While we reported earlier that Secretary Zinke was under scrutiny for a practice of purging people of color from the Department of the Interior, updated reporting from Talking Points Memo reveals that Zinke’s effort to unmake gains in diversity in the department has been targeted at American Indians.
Nearly a third of the senior Interior Department (DOI) career officials reassigned under Secretary Ryan Zinke in a major agency reshuffling are Native American, even though Native Americans make up less than 10 percent of the Department’s workforce, a review by TPM has found.
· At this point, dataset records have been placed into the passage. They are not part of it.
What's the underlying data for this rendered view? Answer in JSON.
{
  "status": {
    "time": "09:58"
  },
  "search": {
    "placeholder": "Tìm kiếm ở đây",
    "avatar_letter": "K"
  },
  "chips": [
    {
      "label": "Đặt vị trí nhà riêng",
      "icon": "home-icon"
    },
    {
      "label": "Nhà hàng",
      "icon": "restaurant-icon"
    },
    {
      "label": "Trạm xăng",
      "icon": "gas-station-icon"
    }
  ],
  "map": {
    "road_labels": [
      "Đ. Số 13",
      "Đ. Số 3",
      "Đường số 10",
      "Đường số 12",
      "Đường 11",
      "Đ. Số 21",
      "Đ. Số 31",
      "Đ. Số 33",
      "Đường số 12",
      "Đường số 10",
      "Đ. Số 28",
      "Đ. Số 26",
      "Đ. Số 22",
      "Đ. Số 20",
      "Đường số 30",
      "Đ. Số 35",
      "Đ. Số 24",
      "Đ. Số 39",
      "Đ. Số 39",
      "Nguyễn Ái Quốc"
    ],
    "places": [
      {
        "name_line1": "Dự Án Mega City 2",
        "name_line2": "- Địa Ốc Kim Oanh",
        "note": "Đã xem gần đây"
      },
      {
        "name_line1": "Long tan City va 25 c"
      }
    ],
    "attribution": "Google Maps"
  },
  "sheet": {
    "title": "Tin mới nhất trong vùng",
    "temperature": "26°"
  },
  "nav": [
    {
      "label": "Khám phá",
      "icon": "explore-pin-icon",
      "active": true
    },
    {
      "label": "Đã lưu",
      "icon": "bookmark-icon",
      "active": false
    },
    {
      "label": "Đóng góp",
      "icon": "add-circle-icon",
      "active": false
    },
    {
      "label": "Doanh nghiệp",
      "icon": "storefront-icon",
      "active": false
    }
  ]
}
The finding comes days after Democratic lawmakers demanded an investigation into whether Zinke discriminated when he reassigned 33 career officials last summer, and follows on reports that Zinke has repeatedly told DOI officials he doesn’t care about diversity — which prompted one member of Congress to accuse Zinke of working to create a “lily-white department.”
Given Zinke’s unwillingness to listen to and practice of rudely silencing Indian activists at Bears Ears, it’s hardly surprising that he would deliberately seek to reassign American Indian workers.
Ollstein goes on to point out that Zinke is legally obligated to prioritize the hiring and retention of American Indians and Alaska Natives, a provision he has seemingly ignored in his effort to remake Interior in his own image:
Singling workers out for political reasons or because of their race would violate federal law. Additionally, DOI’s Indian Preference rules state that the agency must give “absolute preference in employment to American Indians and Alaska Natives” in several of its offices. Those rules specifically apply to reassignments as well as hiring decisions.
“If Zinke had made his diversity comment in the private sector, it would have been one thing, but the Interior Department actually has a legal obligation to diversity,” Atkinson said. “Interior is supposed to prioritize hiring Native Americans, not pushing them out.”
The decision to reassign these workers likely has darker motives, too. Zinke has long-promoted an agenda to undermine the very sovereignty of tribes and open their lands to massive exploitation. Some observers believe that these assignments are designed to facilitate those goals:
Bryan Newland, who served as a senior policy adviser at the BIA under the Obama administration, and is now the tribal chairman of the Bay Mills Indian Community in Michigan, sees the disproportionate reassignment of the veteran BIA officials he worked with as part of a bigger effort to remove barriers to those extractive industries.
“If you have experienced people who understand the U.S. government’s responsibility to Indian tribes, they’re more likely to stand up and say, ‘Hey, we have an obligation to our 567 tribes, and you can’t just open everything up to mining and drilling,’” said Newland. “Those folks were moved to get them out of the way so that the oil- and gas-centric policy can move quickly.”
Secretary Zinke has treated his relationship with tribes the same way he has approached much of his career, with playing dress up and empty words covering an agenda that is far more insidious. Wearing moccasins might have gotten Zinke some good press, but it’s far more significant to investigate his efforts to undermine tribes, both through his personnel practices and policy implementation.
Thus far, the results–for Indian people and the rest of the country–aren’t very promising.